Wednesday, April 29, 2015

What the British Elections can teach us

The British Elections for Prime Minister are eight days away.

I don’t drink tea, (even ice tea) I don’t say “bloody” every other word and I don’t want a king and queen over America. All of that said there are things about the British Elections that here in America it would not be a bad idea to imitate.
I’m not talking about the fact that in the prime minister debate they had seven party nominees competing. (This wasn’t even the primaries!) Nor am I saying that we should call each other names like they do, (idiot, dodgy, useless, just to name a few) or scream and stomp each other down like they do. Americans have enough anger issues without needing anything exported from our “mother nation.” But I am talking about the fact that their campaign season lasts just six weeks.
That’s it, just six. Five weeks ago the campaigns began with a speech from the current prime minister, David Cameron; he notified the queen he was dissolving congress after five years of continuance, gave a speech trashing his opponents, and was off to the races. And eight days from today the elections will be held.
That’s a bit different then America. Here, the campaigns seemed to start as soon as the Networks called it for Obama in 2012, with speculation about who it would be in 2016. If Britain does a hundred yard dash of a race, we do a marathon-no, make that two marathons back to back. (Nomination then general) We are still well over 200 days out from the first caucus for the Republican Nomination, and already we have Republicans trading blows, trying to raise money and hit each other.
And here she is: the 89 year old Queen of England, the woman who will officially decide
gets to run the joint when its all over, in reality she will, as always, choose the head of
the party that garners the most seats in the House of  Commons to form the government.
As for the Democrats, they seem to already have chosen their person, and now all pundits seem to be able to talk about is that she went to Chipotle. The cycle of news is vicious and very, very, very long.
And it fills up the airways-seriously, with a 24 hour news cycle one would think there is plenty of time for everything, but apparently not. We can either follow Hillary and her “logo crisis” or we can know what is actually going with the president we already elected, but we can’t know both.
The whole point of the Presidential Race in the first place is that we will elect someone who then become president, and start leading. But with the endless campaigns, and this is at all levels of elected office, incumbents have to spend thousands and thousands of hours campaigning.  And even when they win, they have to keep up the endless fundraisers, meet and greats, etc. that take up so much time.
The Presidential Race especially is already off and running and we are still 558 days away! By comparison, the British Elections could take place 13 times between now and then.
Now obviously there are differences between ours and the British Elections. We are a larger country, four to five times larger. So our cycles would naturally take longer.
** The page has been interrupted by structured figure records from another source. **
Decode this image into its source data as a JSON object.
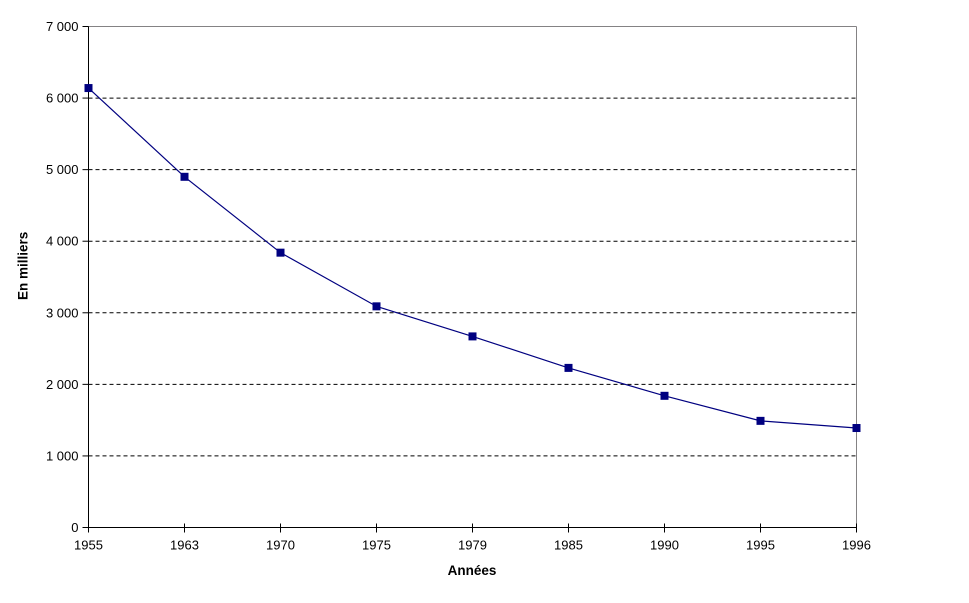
{
  "chart_data": {
    "type": "line",
    "title": "",
    "xlabel": "Années",
    "ylabel": "En milliers",
    "categories": [
      "1955",
      "1963",
      "1970",
      "1975",
      "1979",
      "1985",
      "1990",
      "1995",
      "1996"
    ],
    "series": [
      {
        "name": "",
        "values": [
          6140,
          4900,
          3840,
          3090,
          2670,
          2230,
          1840,
          1490,
          1390
        ],
        "line_color": "#000080",
        "marker": "square",
        "marker_color": "#000080"
      }
    ],
    "ylim": [
      0,
      7000
    ],
    "ytick_step": 1000,
    "ytick_labels": [
      "0",
      "1 000",
      "2 000",
      "3 000",
      "4 000",
      "5 000",
      "6 000",
      "7 000"
    ],
    "grid": "horizontal-dashed",
    "gridline_color": "#000000",
    "axis_color": "#000000",
    "plot_border_color": "#848284",
    "background_color": "#ffffff",
    "legend": "none"
  }
}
But the truth is, 600 day campaigns come at a colossal cost to pocketbooks of donors and candidates, as well as news networks. But the biggest cost isn’t in money. It’s in the fact that with all of the interest in who will inhabit the oval office next, or indeed any office next, way too much time is taken away, not only in the people’s interest in what decisions are being made that affect them, but for incumbent presidents as well as senators and congress people who have much less time to do the job they were hired to do, because they are too busy collecting votes to study issues and look for answers to the real questions.
The problem will probably continue for years to come. America has always loved a good competition from the Kentucky Derby to the World Series, so it is natural that they would follow the grandest of all like it’s the Super Bowl. But it’s not really a good thing.
What the British Elections can teach us is that, as has been seen to those closely following the campaigns there, the issues come out, the people and candidates become known. It doesn't take years to get to know candidates, especially if they tell the truth. And another factor is that with the races so short, the people are paying much closer attention, so not only are they better informed, but also a candidate who slips up is in worst trouble.
With the British Elections coming down to the wire and the Liberals and Conservatives neck to neck in the polls, there has been a fear in British Newspapers for some time now-they think that maybe their six week elections cycle is too long.